80 % de l'énergie utilisée aujourd'hui dans le monde est encore d'origine fossile, c'est à dire issue du pétrole, du charbon et du gaz. Tandis que les pays occidentaux s'engagent tant bien que mal dans la transition énergétique pour fournir une électricité plus propre à leurs habitants - et limiter le réchauffement de la planète, les pays africains sont déjà bien plus loin.

10 Jui 2019    

 "L'Afrique va servir de modèle dans le monde entier. Nous avons besoin d'accès à l'énergie et au lieu d'aller vers des solutions fossiles, nous commençons directement avec des énergies renouvelables."

Pour nous accompagner tout au long de cette émission, le Dr. Ibrahim Togola, fondateur du Mali Folkecenter qui contribue au développement des énergies renouvelables.

Dr. Ibrahim Togola, pionnier des énergies renouvelables au Mali

Dr.
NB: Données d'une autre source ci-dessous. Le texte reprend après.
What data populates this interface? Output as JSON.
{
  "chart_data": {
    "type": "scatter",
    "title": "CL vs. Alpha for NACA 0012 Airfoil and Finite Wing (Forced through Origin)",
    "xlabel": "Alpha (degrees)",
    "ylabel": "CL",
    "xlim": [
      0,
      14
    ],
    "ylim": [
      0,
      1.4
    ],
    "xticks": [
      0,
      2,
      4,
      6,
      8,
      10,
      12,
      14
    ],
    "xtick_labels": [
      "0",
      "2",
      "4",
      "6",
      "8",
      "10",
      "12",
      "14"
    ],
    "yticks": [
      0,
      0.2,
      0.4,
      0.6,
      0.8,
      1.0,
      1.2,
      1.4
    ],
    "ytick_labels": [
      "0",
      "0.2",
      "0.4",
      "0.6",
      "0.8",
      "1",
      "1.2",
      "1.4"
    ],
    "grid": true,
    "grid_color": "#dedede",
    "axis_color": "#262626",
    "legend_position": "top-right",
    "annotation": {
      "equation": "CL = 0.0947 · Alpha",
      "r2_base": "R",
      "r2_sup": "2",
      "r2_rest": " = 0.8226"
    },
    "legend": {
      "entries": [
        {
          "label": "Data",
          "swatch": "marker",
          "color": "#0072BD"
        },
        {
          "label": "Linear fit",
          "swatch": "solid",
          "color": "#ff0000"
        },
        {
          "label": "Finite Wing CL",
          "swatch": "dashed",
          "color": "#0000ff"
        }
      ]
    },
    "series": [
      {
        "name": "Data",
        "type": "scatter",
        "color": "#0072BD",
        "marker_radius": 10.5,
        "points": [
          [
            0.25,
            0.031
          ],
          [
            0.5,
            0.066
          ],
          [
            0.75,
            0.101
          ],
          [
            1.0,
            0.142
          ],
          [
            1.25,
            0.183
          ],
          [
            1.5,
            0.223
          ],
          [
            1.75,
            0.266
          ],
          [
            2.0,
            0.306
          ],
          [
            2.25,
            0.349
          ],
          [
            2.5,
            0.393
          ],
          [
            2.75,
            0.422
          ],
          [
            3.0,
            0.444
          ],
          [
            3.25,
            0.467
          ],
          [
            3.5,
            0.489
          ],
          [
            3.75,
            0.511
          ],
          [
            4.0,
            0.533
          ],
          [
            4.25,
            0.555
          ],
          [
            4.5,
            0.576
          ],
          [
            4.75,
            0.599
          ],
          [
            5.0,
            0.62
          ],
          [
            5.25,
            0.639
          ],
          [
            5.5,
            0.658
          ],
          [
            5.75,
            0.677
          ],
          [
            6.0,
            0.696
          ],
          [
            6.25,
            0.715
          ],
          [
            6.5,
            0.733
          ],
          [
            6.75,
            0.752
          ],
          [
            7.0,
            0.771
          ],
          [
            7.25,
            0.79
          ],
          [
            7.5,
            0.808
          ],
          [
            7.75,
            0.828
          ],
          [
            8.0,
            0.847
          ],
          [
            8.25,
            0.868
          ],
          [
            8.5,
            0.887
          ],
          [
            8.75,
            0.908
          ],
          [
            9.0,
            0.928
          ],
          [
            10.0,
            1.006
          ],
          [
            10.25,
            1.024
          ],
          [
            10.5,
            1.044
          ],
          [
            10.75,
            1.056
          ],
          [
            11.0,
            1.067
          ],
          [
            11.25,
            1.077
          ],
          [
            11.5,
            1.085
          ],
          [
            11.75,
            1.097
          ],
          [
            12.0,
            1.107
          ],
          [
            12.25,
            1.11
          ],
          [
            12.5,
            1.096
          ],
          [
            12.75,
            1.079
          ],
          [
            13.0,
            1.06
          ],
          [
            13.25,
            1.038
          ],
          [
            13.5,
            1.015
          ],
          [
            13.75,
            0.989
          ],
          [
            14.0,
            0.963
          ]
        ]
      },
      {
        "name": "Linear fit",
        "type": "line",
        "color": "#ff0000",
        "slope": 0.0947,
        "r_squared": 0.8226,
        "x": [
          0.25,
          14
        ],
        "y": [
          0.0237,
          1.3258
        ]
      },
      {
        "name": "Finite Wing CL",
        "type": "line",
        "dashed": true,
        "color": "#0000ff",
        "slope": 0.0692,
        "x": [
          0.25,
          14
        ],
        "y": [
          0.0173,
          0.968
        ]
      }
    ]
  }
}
Ibrahim Togola, pionnier des énergies renouvelables au Mali

Un peu moins d'un milliard de personnes dans le monde n'ont pas accès à l'électricité", raconte-t-il, "600 millions sont en Afrique et cela représente 60% de la population africaine".

Le spécialiste en énergie souligne les disparités entre les pays, mais aussi entre zones urbaines et rurales. "La population de l'Afrique est encore essentiellement rurale et pour elle, le taux d'accès va de un à 20%. C'est ce qui explique aussi le manque d'opportunités pour les jeunes."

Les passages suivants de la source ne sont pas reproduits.